Crate arpfloat

Expand description

ARPFloat is an implementation of arbitrary precision floating point data structures and utilities. The library can be used to emulate existing floating point types, such as FP16, and create new floating point types. Floating point types can scale to hundreds of digits, and perform very accurate calculations. In ARPFloat the rounding mode is a part of the type-system, and this defines away a number of problem that show up when using fenv.h.

Example

  use arpfloat::Float;
  use arpfloat::FP128;

  // Create the number '5' in FP128 format.
  let n = Float::from_f64(5.).cast(FP128);

  // Use Newton-Raphson to find the square root of 5.
  let mut x = n.clone();
  for _ in 0..20 {
      x += (&n / &x)/2;
  }

  println!("fp128: {}", x);
  println!("fp64:  {}", x.as_f64());

The program above will print this output:

fp128: 2.2360679774997896964091736687312763
fp64:  2.23606797749979

The library also provides API that exposes rounding modes, and low-level operations.

    use arpfloat::FP128;
    use arpfloat::RoundingMode::NearestTiesToEven;
    use arpfloat::Float;

    let x = Float::from_u64(FP128, 1<<53);
    let y = Float::from_f64(1000.0).cast(FP128);

    let val = Float::mul_with_rm(&x, &y, NearestTiesToEven);

View the internal representation of floating point numbers:

   use arpfloat::Float;
   use arpfloat::FP16;

   let fp = Float::from_i64(FP16, 15);

   fp.dump(); // Prints FP[+ E=+3 M=11110000000]

   let m = fp.get_mantissa();
   m.dump(); // Prints 11110000000

Control the rounding mode for type conversion:

    use arpfloat::{FP16, FP32, RoundingMode, Float};

    let x = Float::from_u64(FP32, 2649);              // Load an FP32 Value.
    let b = x.cast_with_rm(FP16, RoundingMode::Zero); // Convert to FP16.
    println!("{}", b);                                // Prints 2648!

Define new float formats and use high-precision transcendental functions:

  use arpfloat::{Float, Semantics, RoundingMode};
  // Define a new float format with 120 bits of accuracy, and dynamic range
  // of 2^10.
  let sem = Semantics::new(10, 120, RoundingMode::NearestTiesToEven);

  let pi = Float::pi(sem);
  let x = Float::exp(&pi);
  println!("e^pi = {}", x); // Prints 23.1406926327792....

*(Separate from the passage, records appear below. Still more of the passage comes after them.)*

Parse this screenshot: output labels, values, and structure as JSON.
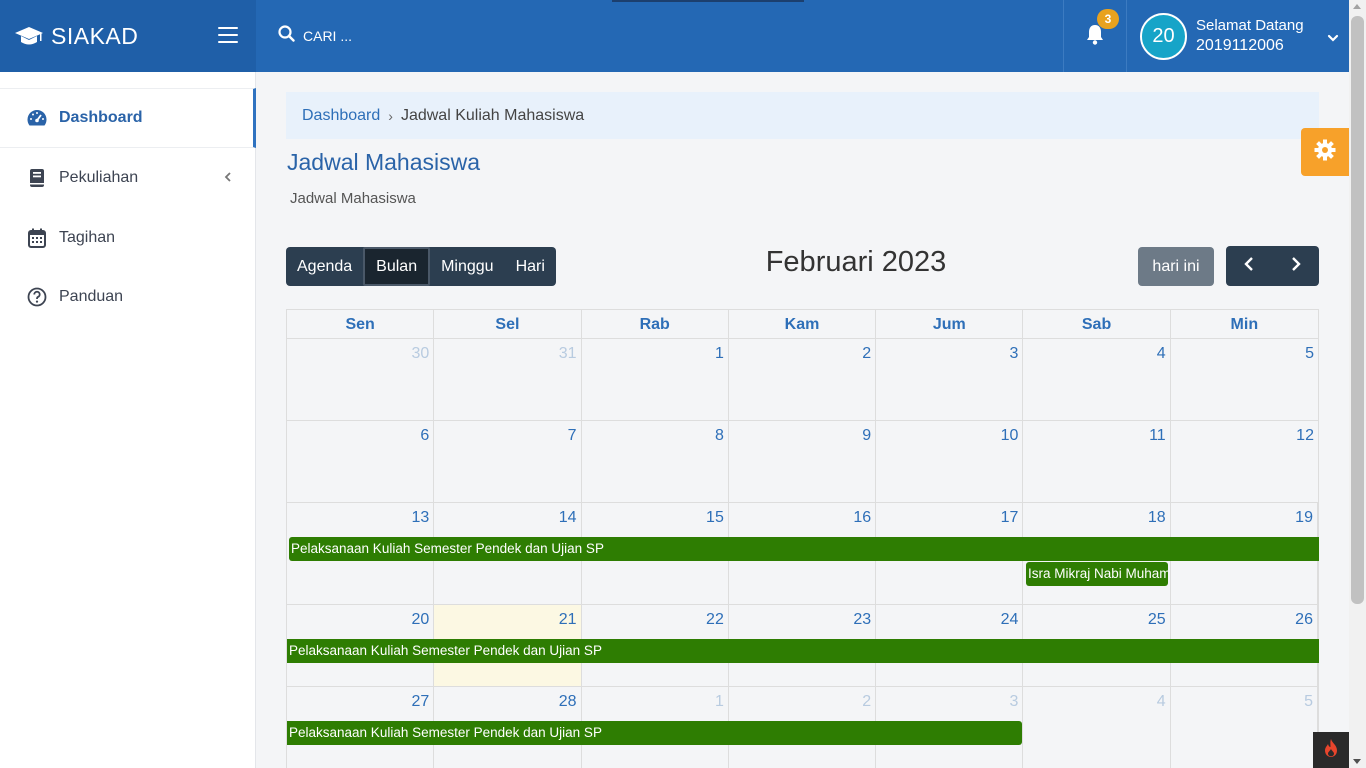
{
  "brand": {
    "name": "SIAKAD",
    "icon": "graduation-cap-icon"
  },
  "search": {
    "placeholder": "CARI ..."
  },
  "notifications": {
    "count": "3"
  },
  "user": {
    "avatar_text": "20",
    "greeting": "Selamat Datang",
    "id": "2019112006"
  },
  "sidebar": {
    "items": [
      {
        "label": "Dashboard",
        "icon": "dashboard-gauge-icon",
        "active": true
      },
      {
        "label": "Pekuliahan",
        "icon": "book-icon",
        "has_submenu": true
      },
      {
        "label": "Tagihan",
        "icon": "calendar-icon"
      },
      {
        "label": "Panduan",
        "icon": "question-circle-icon"
      }
    ]
  },
  "breadcrumb": {
    "root": "Dashboard",
    "separator": "›",
    "current": "Jadwal Kuliah Mahasiswa"
  },
  "page": {
    "title": "Jadwal Mahasiswa",
    "subtitle": "Jadwal Mahasiswa"
  },
  "calendar": {
    "views": [
      "Agenda",
      "Bulan",
      "Minggu",
      "Hari"
    ],
    "active_view": "Bulan",
    "title": "Februari 2023",
    "today_label": "hari ini",
    "weekdays": [
      "Sen",
      "Sel",
      "Rab",
      "Kam",
      "Jum",
      "Sab",
      "Min"
    ],
    "weeks": [
      [
        "30",
        "31",
        "1",
        "2",
        "3",
        "4",
        "5"
      ],
      [
        "6",
        "7",
        "8",
        "9",
        "10",
        "11",
        "12"
      ],
      [
        "13",
        "14",
        "15",
        "16",
        "17",
        "18",
        "19"
      ],
      [
        "20",
        "21",
        "22",
        "23",
        "24",
        "25",
        "26"
      ],
      [
        "27",
        "28",
        "1",
        "2",
        "3",
        "4",
        "5"
      ]
    ],
    "events": {
      "e1": "Pelaksanaan Kuliah Semester Pendek dan Ujian SP",
      "e2": "Isra Mikraj Nabi Muhammad",
      "e3": "Pelaksanaan Kuliah Semester Pendek dan Ujian SP",
      "e4": "Pelaksanaan Kuliah Semester Pendek dan Ujian SP"
    },
    "event_color": "#2e7d02",
    "today_color": "#fcf8e3"
  },
  "colors": {
    "topbar": "#2468b4",
    "brand_bg": "#1f5fa8",
    "settings": "#f7a12a",
    "notification_badge": "#e8a21f"
  }
}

Floating point numbers can be converted to Continued Fractions that approximate the value.

 use arpfloat::{Float, FP256, RoundingMode};

 let ln = Float::ln2(FP256);
 println!("ln(2) = {}", ln);
 for i in 1..20 {
   let (p,q) = ln.as_fraction(i);
   println!("{}/{}", p.as_decimal(), q.as_decimal());
 }

The program above will print this output:

  ln(2) = .6931471805599453094172321214581765680755001343602552.....
  0/1
  1/1
  2/3
  7/10
  9/13
  61/88
  192/277
  253/365
  445/642
  1143/1649
  1588/2291
  2731/3940
  ....

Structs

BigInt

This is a fixed-size big int implementation that’s used to represent the significand part of the floating point number.

Float

This is the main data structure of this library. It represents an arbitrary-precision floating-point number.

Semantics

Controls the semantics of a floating point number with: ‘precision’, that determines the number of bits, ‘exponent’ that controls the dynamic range of the number, and rounding mode that controls how rounding is done after arithmetic operations.

Enums

RoundingMode

Defines the supported rounding modes. See IEEE754-2019 Section 4.3 Rounding-direction attributes.

Constants

FP16

Predefined FP16 float with 5 exponent bits, and 10 mantissa bits.

FP32

Predefined FP32 float with 8 exponent bits, and 23 mantissa bits.

FP64

Predefined FP64 float with 11 exponent bits, and 52 mantissa bits.

FP128

Predefined FP128 float with 15 exponent bits, and 112 mantissa bits.

FP256

Predefined FP256 float with 19 exponent bits, and 236 mantissa bits.